10.3 Upon the termination of this Agreement under Paragraph 10.1, Xxxxxx
shall cease to be liable to the Optionor in debt, damages or otherwise
save for the performance of those of its obligations which theretofore
should have been performed, including those obligations in Paragraph
10.2.
10.4 Upon termination of this Agreement, Xxxxxx shall vacate the
Property within a reasonable time after such termination, but shall have
the right of access to the Property for a period of six months
thereafter for the purpose of removing its chattels, machinery,
equipment and fixtures.
11. FORCE MAJEURE
11.1 The time for performance of any act or making any payment or any
expenditure required under this Agreement shall be extended by the
period of any delay or inability to perform due to fire, strikes, labor
disturbances, riots, civil commotion, wars, acts of God, any present or
future law or governmental regulation, any shortages of labor,
equipment or materials, or any other cause not reasonably within the
control of the party in default, other than lack of finances.
12. REGULATORY APPROVAL
12.1 If this Agreement is subject to the prior approval of any
securities regulatory bodies, then the parties shall use their best
efforts to obtain such regulatory approvals.
13. NOTICES
13.1 Any notice, election, consent or other writing required or
permitted to be given hereunder shall be deemed to be sufficiently given
if delivered or mailed postage prepaid or if given by telegram, telex or
telecopier, addressed as follows:
In the case of the Optionor:
Xxxx Xxxxxxxxx
000-0000 Xxxxxxx Xxxxxx
Xxxxxxxxx, Xxxxxxx Xxxxxxxx
Xxxxxx X0X 0X0
Telecopier: (000) 000-0000
In the case of Xxxxxx :
Xxxxxx Ventures, Inc.
000 X. Xxxxxxxx Xxxxxx
Xxx Xxxxxxxxxxx, XX
Xxxxxx X0X 0X0
Telecopier: (000) 000-0000
and any such notice given as aforesaid shall be deemed to have been
given to the parties hereto if delivered, when delivered, or if mailed,
on the third business day following the date of mailing, or, if
telegraphed, telexed or telecopied, on the same day as the telegraphing,
telexing or telecopying thereof PROVIDED HOWEVER that during the period
of any postal interruption in Canada any notice given hereunder by mail
shall be deemed to have been given only as of the date of actual
delivery of the same. Any party may from time to time by notice in
writing change its address for the purposes of this Paragraph 13.1.

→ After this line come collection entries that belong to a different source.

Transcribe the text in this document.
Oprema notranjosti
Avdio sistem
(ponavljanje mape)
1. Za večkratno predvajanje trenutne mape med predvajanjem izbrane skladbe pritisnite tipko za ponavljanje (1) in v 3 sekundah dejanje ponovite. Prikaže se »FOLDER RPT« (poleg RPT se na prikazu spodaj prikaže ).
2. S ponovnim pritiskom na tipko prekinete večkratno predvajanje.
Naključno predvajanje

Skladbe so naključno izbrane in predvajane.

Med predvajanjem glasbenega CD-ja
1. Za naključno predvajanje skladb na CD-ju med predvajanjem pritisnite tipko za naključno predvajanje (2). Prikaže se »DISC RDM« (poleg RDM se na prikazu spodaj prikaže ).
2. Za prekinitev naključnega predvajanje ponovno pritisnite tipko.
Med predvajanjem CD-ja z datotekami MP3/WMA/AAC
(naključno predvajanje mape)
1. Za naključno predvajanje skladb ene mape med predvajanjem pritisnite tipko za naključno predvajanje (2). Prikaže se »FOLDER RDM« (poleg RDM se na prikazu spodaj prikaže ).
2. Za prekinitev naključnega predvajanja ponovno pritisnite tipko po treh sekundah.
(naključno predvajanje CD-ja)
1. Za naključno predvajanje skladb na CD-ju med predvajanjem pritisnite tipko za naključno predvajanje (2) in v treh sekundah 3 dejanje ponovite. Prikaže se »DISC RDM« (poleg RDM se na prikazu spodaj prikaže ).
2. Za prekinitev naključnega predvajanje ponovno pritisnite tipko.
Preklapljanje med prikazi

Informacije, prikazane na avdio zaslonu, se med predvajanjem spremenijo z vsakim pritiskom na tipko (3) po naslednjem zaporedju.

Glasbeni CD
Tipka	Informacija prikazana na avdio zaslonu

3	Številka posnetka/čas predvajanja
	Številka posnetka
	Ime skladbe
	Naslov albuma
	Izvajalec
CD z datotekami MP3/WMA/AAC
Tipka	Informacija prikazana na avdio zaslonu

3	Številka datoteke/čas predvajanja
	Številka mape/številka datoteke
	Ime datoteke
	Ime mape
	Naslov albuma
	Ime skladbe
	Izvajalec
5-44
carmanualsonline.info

14. GENERAL TERMS AND CONDITIONS
14.1 The parties hereto hereby covenant and agree that they will execute
such further agreements, conveyances and assurances as may be requisite,
or which counsel for the parties may deem necessary to effectually carry
out the intent of this Agreement.
14.2 This Agreement shall constitute the entire agreement between the
parties with respect to the Property. No representations or inducements
have been made save as herein set forth. No changes, alterations or
modifications of this Agreement shall be binding upon either party until
and unless a memorandum in writing to such effect shall have been signed
by all parties hereto. This Agreement shall supersede all previous
written, oral or implied understandings between the parties with respect
to the matters covered hereby.
14.3 Time shall be of the essence of this Agreement.
14.4 The titles to the sections in this Agreement shall not be deemed to
form part of this Agreement but shall be regarded as having been used
for convenience of reference only.
14.5 Unless otherwise noted, all currency references contained in this
Agreement shall be deemed to be references to United States funds.
14.6 Wherever possible, each provision of this Agreement shall be
interpreted in such manner as to be effective and valid under applicable
law, but if any provision shall be prohibited by or be invalid under
applicable law, such provision shall be ineffective only to the extent
of such prohibition or invalidity, without invalidating the remainder of
such provision or the remaining provisions of this Agreement.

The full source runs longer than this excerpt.